Published online by Cambridge University Press: 03 December 2009
Differences in interests and conflicts of interest
There has always been under English law, and notwithstanding MiFID will continue to be, a law of fiduciaries governing conflicts of interest as well as a regulatory regime dealing with the same issue, albeit in a different manner. Under any such law or regime there are, as with any rule, three questions: When does it apply, i.e. what type of relationship between the parties is considered sufficient for the rule to apply? What does it require, i.e., for this purpose, what is a ‘conflict’? And: How can it be complied with, in other words is the conflict prohibited such that the transaction cannot proceed, or can it simply be disclosed to the other party or must it be managed in some other way? Each of these is a very difficult question to answer in practice, often involving relative degrees of uncertainty. But answering the first two questions can result in fundamental misconceptions unless you understand that a Conflict of Interest is not a Difference in Interests.
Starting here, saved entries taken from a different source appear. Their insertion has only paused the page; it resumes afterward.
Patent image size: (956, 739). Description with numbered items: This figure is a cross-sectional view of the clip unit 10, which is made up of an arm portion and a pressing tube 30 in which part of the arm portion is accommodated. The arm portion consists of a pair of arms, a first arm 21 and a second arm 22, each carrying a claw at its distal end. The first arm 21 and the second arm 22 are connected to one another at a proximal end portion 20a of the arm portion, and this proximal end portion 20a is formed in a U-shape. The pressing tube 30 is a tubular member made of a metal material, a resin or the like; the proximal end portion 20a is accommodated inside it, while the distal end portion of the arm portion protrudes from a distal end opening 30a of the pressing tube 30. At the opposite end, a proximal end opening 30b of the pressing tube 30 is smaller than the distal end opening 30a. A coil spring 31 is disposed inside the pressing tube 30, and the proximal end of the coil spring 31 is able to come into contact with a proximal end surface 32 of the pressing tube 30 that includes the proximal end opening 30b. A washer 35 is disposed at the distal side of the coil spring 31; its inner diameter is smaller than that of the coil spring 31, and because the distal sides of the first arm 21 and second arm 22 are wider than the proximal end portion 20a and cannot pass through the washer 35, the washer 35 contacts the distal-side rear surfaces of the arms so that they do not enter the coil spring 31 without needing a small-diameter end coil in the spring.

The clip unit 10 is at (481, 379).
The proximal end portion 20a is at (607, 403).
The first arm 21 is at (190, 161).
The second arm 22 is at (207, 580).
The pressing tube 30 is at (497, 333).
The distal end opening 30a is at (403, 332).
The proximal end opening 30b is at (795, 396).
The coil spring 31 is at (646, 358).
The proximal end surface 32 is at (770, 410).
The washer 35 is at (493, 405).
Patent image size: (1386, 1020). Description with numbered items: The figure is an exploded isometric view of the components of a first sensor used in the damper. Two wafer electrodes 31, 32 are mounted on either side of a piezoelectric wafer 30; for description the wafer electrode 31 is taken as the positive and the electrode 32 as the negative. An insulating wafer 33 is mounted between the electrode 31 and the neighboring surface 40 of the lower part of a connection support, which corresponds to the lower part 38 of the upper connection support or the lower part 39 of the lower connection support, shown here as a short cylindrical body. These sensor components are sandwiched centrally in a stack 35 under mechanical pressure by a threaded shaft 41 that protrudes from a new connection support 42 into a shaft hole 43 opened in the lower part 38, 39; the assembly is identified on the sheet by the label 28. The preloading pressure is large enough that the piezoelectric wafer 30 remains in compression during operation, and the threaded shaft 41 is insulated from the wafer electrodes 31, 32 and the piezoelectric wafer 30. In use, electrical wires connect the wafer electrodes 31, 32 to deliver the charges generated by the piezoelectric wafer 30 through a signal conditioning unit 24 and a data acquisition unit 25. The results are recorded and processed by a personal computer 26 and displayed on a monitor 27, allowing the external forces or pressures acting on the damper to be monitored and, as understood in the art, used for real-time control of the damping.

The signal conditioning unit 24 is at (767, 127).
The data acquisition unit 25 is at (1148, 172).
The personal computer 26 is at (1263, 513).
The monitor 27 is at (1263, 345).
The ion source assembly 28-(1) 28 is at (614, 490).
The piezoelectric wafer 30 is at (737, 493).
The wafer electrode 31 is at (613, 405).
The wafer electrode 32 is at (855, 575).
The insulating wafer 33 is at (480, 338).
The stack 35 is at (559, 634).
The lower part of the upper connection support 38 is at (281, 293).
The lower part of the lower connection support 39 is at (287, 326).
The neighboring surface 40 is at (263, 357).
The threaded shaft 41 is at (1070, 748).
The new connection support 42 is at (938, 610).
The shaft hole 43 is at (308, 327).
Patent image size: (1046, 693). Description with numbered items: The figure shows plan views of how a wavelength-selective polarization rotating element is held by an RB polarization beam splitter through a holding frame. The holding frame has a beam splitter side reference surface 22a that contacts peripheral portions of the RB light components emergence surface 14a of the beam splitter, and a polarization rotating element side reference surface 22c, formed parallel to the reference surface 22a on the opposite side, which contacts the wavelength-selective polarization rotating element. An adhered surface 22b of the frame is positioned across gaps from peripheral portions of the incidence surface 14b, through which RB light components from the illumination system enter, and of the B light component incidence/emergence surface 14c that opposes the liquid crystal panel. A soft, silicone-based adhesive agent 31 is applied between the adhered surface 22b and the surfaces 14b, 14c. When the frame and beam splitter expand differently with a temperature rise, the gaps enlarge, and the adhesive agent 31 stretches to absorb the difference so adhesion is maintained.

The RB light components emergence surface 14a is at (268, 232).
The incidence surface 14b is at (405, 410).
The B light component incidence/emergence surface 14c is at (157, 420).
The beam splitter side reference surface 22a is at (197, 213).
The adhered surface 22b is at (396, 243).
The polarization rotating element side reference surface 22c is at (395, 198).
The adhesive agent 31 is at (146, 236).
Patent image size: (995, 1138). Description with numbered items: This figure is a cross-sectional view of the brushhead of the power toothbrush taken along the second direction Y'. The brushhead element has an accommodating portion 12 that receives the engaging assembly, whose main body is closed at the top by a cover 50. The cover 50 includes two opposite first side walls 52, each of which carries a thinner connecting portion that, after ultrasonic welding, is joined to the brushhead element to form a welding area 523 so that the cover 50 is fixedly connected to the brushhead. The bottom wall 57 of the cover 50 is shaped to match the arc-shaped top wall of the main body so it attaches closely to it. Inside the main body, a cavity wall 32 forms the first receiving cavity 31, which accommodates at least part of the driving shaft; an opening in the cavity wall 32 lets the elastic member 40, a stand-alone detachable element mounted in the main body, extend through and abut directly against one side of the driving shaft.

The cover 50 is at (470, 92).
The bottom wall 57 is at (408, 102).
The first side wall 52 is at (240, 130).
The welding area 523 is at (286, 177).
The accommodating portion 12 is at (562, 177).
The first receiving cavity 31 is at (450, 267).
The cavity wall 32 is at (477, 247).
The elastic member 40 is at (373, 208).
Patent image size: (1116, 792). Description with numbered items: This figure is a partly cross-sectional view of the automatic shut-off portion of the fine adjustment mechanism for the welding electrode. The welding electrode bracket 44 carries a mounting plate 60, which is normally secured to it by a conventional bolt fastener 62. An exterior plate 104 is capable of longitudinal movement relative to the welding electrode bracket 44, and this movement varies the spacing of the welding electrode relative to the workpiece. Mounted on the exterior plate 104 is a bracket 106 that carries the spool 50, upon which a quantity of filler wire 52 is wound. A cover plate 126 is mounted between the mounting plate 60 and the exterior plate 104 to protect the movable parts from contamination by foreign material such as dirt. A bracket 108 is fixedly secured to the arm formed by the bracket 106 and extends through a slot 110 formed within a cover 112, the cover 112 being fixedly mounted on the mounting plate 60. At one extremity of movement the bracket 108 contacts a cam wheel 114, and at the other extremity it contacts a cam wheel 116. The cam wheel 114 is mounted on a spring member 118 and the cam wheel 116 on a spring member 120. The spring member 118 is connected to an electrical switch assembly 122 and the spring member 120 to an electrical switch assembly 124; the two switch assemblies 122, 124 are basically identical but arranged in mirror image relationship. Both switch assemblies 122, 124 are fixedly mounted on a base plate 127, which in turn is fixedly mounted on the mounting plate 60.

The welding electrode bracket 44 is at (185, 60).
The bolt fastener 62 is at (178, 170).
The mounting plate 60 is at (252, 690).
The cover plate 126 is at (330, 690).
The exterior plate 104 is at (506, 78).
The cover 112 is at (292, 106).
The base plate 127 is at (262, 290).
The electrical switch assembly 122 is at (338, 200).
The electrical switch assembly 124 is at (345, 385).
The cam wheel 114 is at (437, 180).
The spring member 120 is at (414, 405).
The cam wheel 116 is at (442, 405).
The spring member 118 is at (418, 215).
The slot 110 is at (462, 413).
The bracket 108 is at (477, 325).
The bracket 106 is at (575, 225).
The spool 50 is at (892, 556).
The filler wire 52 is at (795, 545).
Any commercial situation involves a Difference in Interests: as the seller I want the highest price and as the buyer you want to pay the lowest price, a Difference in Interests which is in practice resolved through commercial negotiations in which each party brings to bear the full force of its own interests. It does not involve a Conflict of Interests unless there is some special reason, recognised by the rule, under which one party's interest has to be subordinated, in his own conduct, to the interest of the other party.